Why the FWC Threw The Case Out
Colman was blunt in his remarks. He wrote: ‘This case had nothing to do with dismissal. It was, “clearly a claim made (in the hope) of getting a cash settlement without Woolworths having to defend it.” The worker also disregarded the commission’s instruction to participate in the telephone hearing regarding his own requests.
Colman highlighted that this was the person’s fifth application to the FWC in two years, a behaviour which he said removed any doubt over the intent behind the claim. The commission said this sort of case is deeply unjust, both to Woolworths, which has had to respond to this claim, and workers with valid claims languishing in line awaiting their day in court.
Expert Take
The Fair Work Commission workload alarm sounded clearly and loudly through Colman’s use of the Woolworths plumber’s crack case.
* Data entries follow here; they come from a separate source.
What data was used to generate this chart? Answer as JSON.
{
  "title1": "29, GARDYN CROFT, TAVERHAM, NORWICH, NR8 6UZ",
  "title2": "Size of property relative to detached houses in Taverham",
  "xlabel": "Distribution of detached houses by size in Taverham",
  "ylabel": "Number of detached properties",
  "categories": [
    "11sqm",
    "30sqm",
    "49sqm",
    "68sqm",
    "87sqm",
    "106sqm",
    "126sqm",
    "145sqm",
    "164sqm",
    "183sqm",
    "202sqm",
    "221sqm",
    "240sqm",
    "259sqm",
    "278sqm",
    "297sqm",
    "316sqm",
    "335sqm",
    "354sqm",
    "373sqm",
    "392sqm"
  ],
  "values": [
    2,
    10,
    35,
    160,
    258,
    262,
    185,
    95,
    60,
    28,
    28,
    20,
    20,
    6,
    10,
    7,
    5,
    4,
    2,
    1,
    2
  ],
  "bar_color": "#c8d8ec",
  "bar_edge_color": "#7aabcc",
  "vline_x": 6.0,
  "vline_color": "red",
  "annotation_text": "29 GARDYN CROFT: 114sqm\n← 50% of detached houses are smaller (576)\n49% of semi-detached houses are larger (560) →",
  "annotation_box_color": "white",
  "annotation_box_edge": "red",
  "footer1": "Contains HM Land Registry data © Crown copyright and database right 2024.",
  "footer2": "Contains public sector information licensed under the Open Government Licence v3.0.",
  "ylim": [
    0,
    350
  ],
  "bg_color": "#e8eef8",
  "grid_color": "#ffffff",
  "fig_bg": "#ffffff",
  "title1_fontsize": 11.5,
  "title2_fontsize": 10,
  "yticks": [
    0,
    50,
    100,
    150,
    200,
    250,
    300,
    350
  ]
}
The commission expects 55,000 cases this financial year, a 70% rise in just three years, and FWC president Justice Adam Hatcher blamed applicants using AI tools to generate claims more easily than ever.
“There is no distinctiveness for speculative claims, and thus they come in great numbers, compounding the commission’s burgeoning workload,” he said, urging the system to figure out a way of closing the door on cases viewed as time-wasting.
FAQs
- Was the Woolworths worker dismissed?
No, Woolworths said he was never actually fired but continued doing shifts after lodging the claim until he ceased attending of his own accord.
- Why did the FWC dismiss the case?
There was no dismissal because, as deputy president Colman found, it was a claim based on speculation which sought to push Woolworths into settlement without there being a real workplace dispute.
- What is the cause of the overload of Fair Work?
Commission AI tools that potentially allow anyone to file claims without merit, and for less than $15 in most cases, have made it easier than ever to file. And an estimated 55,000 cases are likely this financial year alone, a leap of 70% over three years.